Saturday, November 04, 2006

How Tea Helps

One way the brew saved lives in the past is that boiling water kills disease-carrying bacteria. Now researchers are investigating what’s behind the other health-giving properties as well. Tea leaves come from a tropical and subtropical evergreen known to scientists as Camellia sinensis. All 3000 different varieties of tea consumed in the world come from this one plant and its hybrids. After the tea leaves are harvested, it’s the method of processing that turns them into one of three basic forms of tea—green, oolong and black. More than three-quarters of the tea harvested in the world becomes black tea, the form consumed by most Americans and Europeans. Leaves are crushed and exposed to the air to undergo chemical changes before they are dried. This turns the leaves brown and accounts for black tea’s distinctive taste. Green tea, the oldest form, is favored mainly in Japan and China. Here the leaves undergo less processing; only heated and dried, they retain their green color. Oolong is a form halfway between black and green. All three types have healthful effects and contain biochemical compounds called polyphenols, which include flavonoids. Also found in fruits and vegetables, flavonoids are antioxidants, which prevent the cell damage thought to contribute to more than 50 diseases.

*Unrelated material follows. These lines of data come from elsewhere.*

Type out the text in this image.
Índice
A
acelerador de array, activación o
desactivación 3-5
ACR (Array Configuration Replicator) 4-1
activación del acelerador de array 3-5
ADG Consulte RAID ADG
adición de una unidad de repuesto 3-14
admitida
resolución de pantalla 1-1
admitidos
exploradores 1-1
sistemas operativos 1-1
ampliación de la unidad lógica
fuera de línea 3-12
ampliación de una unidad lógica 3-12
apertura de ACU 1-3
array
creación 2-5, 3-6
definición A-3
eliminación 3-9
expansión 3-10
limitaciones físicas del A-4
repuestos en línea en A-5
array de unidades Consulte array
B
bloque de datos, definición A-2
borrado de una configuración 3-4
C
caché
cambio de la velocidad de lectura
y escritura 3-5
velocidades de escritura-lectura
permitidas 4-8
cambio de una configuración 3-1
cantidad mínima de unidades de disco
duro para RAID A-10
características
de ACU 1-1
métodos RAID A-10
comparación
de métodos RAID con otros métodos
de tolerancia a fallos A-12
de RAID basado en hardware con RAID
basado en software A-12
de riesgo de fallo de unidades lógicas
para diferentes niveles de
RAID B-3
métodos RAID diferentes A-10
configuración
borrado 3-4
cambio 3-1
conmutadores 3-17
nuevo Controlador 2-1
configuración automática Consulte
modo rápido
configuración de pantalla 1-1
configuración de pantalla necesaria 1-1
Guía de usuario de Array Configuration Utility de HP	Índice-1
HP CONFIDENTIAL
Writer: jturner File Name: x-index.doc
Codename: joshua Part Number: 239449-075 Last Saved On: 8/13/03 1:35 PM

Green tea has been found to contain the flavonoid EGCg, a potent antioxidant. Black tea has similar disease-preventing effects, reports biochemist Allan Conney of Rutgers University. Researchers have not yet determined whether decaffeination removes tea’s health benefits. In one Dutch study, men who drank between four and five cups of black tea a day had a nearly 70 percent reduced risk of stroke compared with those who drank two cups or less. Another 1993 study reported that higher black-tea consumption corresponded with fewer fatal heart attacks. “The key protective factor does appear to be the flavonoids,” says John Folts, director of the University of Wisconsin Medical School’s Coronary Artery Thrombosis Research and Prevention Center. He has found that black-tea flavonoids inhibit blood platelets from clumping, preventing the dangerous clots that lead to almost all heart attacks and most strokes. Other studies have found that some tea drinkers have lower cholesterol levels and lower blood pressure—although it’s unclear if tea is the actual cause.

More than 20 studies on animals have indicated that tea may prevent some cancers, including those of the digestive and respiratory tracts and the skin. Once again, polyphenols are thought to be the major disease-preventing ingredients. “Along with eating plenty of fruits and vegetables, drinking tea may turn out to be a cheap and practical way to reduce the risk of certain cancers,” asserts Weisburger.

Researchers at Case Western Reserve University in Cleveland found that applying green tea was up to 90 percent effective in preventing sunburns, which can lead to skin cancer. Says dermatologist Hasan Mukhtar, who headed the unpublished study, “In the future I expect it to be an ingredient in sunscreens.” Scientists caution, though, that tea may be protective against some cancers but not others because of the disease’s different causes.

Finally, since tea contains fluoride, it can strengthen tooth enamel and help prevent tooth decay. In laboratory studies, Japanese researchers found that tea also keeps dental plaque from forming and kills some oral bacteria that can cause gum disease.